Today, a story-arch is thought to include three acts; the situational set-up, the seemingly insurmountable conflict when the main character (in the case of a speech, the audience is the main character) has to draw on their inner strength, ultimately accomplishing a breakthrough resolution. Aristotle, in Poetics, explained that a great story is just “A whole (with) a beginning and middle and end," (Perseus Digital Library (2006). Aristotle, Poetics ). Great speeches are that; stories that invite the reader to participate in facing the conflict and creating an overcoming solution.
In the set-up, the potential threats in the environment are revealed. In the case of the childhood tale of the “Three Little Pigs,” the wolf’s presence is made known. There’s always a big bad wolf. In politics, the wolf is named and listeners are sadly incited to kill and destroy. In business, the wolf is impersonal but none the less a threat to be reckoned with by wisdom, hard work and honesty.
The big, bad wolf said to the second little pig, “Little pig, little pig, let me come in!” And the little pig said, “Not by the hair of my …”
So the big bad wolf huffed and he puffed and…
he blew the house in.”
A great story-arch takes the listener from bystander to participant. And, in the process, the brain releases cortisol. And cortisol helps us stay focused.
A great story-arch puts a problem before the listener that they try to solve along with you. Present your data, your case, your call to action as a problem to solve. In a great story-arch, the main character hits numerous impediments on the way to resolving the problem - tell that story.
Take your audience with you as you struggle for outcome, so that they want to walk with you in creating a solution. Use neural science to engage the brain and motivate outcomes.
Here, in short, is the science. After the cortisol helps people attend to the details of the problem, emotional engagement (wanting the little pigs to survive) causes the the brain to release dopamine.
Dopamine is that feel-good neurotransmitter, the chemical messenger that motivates us to persist until we achieve breakthrough.
A side-note - this same chemical messenger can be triggered by those delivering negative messages. And, ironically negativity creates a more easily attainable dopamine-dependence.
Hint: the best stories win.
Then comes the wonder drug of storytelling, oxytocin.
Watch sports’ fans lean forward and dodge left - all while sitting in a chair stairing at the TV.
That leaning-left reveals full brain engagement. Include a lean-left aspect in your story and watch your audience lean. That’s when oxytocin is released into the brain, feelings of empathy and and “I’m in it with you” feelings.
Oxytocin releases prosocial-behaviors such as generosity which creates an uptick in investment and a commitment to act.
So, the two little pigs ran to the house of the third little pig; a house made out of brick.
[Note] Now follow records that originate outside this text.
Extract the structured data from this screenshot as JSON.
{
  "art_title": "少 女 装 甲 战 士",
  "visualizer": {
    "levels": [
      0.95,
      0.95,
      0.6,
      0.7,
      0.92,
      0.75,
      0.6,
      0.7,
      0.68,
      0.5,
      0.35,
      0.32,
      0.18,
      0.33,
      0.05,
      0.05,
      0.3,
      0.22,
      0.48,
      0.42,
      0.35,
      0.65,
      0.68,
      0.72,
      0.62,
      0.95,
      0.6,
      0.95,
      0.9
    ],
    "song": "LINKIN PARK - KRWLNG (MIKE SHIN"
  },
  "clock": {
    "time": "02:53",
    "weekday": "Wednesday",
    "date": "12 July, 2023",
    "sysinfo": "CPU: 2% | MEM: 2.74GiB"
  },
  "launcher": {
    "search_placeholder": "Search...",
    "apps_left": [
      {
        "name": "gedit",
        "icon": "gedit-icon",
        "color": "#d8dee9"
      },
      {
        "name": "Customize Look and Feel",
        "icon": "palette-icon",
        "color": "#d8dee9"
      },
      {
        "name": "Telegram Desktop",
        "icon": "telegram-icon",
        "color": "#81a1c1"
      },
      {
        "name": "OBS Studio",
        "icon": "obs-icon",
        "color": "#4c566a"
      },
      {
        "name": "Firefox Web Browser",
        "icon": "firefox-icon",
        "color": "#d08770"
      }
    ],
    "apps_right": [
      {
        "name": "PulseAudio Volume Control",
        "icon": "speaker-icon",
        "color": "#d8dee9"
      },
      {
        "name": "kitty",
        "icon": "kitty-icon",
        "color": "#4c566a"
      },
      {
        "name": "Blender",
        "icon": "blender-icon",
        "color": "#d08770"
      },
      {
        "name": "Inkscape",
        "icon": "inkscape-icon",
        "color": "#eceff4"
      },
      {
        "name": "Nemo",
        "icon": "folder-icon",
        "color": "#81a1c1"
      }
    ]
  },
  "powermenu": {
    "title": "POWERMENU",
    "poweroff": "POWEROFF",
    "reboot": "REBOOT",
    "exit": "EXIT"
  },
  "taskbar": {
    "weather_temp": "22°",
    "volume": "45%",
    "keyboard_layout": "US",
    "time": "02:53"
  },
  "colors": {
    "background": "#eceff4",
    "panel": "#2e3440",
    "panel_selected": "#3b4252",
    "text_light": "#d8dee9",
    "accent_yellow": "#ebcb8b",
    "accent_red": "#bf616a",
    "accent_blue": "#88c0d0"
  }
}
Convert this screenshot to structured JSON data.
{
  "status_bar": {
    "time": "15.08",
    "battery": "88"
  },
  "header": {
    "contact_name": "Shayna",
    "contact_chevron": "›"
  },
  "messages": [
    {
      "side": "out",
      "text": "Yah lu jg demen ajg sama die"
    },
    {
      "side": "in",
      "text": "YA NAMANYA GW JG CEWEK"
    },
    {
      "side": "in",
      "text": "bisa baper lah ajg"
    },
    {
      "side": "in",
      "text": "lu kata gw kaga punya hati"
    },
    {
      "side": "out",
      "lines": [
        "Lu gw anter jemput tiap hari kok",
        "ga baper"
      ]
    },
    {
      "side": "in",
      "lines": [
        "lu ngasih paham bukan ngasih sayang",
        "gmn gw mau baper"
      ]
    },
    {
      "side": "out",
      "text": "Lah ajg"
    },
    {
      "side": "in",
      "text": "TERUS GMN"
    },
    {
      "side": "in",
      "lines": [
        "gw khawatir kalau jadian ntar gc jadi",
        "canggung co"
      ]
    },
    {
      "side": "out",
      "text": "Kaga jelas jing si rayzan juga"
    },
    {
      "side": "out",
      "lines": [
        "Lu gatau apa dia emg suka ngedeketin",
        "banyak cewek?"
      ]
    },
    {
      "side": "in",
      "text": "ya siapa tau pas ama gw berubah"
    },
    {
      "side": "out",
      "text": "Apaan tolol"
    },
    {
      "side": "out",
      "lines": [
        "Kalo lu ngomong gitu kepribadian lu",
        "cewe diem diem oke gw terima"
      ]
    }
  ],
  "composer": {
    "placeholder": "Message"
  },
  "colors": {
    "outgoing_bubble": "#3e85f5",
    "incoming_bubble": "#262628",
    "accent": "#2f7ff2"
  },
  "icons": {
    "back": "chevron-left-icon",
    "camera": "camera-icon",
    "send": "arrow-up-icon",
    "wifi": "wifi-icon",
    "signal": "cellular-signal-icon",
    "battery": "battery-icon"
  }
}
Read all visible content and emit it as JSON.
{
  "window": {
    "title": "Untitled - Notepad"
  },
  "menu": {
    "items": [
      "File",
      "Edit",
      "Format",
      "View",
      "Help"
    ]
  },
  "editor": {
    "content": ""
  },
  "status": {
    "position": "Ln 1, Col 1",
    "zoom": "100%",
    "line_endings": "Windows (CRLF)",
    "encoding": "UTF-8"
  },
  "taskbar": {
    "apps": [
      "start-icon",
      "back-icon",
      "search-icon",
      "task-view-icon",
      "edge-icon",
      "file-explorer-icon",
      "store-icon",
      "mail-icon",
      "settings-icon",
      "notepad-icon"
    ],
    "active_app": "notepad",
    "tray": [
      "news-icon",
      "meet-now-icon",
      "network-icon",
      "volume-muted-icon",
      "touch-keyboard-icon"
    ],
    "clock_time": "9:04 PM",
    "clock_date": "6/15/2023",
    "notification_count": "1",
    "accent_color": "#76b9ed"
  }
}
Before long the three little pigs heard a knock at the door, “Little pigs, little pigs, let me come in.”
But the three little pigs said, “Not by the hair of our chinny, chin, chin.” So, the big, bad wolf huffed and he puffed, huffed and puffed. But, he couldn’t blow the house in.
In every great story, there’s a big bad wolf trying to blow things up, and there’s a way through the problem (aka the third little pig’s house of brick).
As a leader, you know how to build the house of brick. But, as a great communicator, you’ll have people wanting to build it with you.
Convey essential data, but wrap it in a story waiting for a solution. When your readers or listeners are engaged in solving the problem you put forward, they’re also engaged in walking with you toward a solution.
The story-arch is part art and part science.
The science part releases cortisol, dopamine, and oxytocin - changing outcomes, generating action.
At the end of the day, your message will have listeners knowing that they are the hero in this story, the one who does their part to save the day.
Watch as your audience goes from spectators in the stands, to your team on the field, ready to go for the win.
The more emotionally invested a person is, the greater their receptivity to being part of the solution.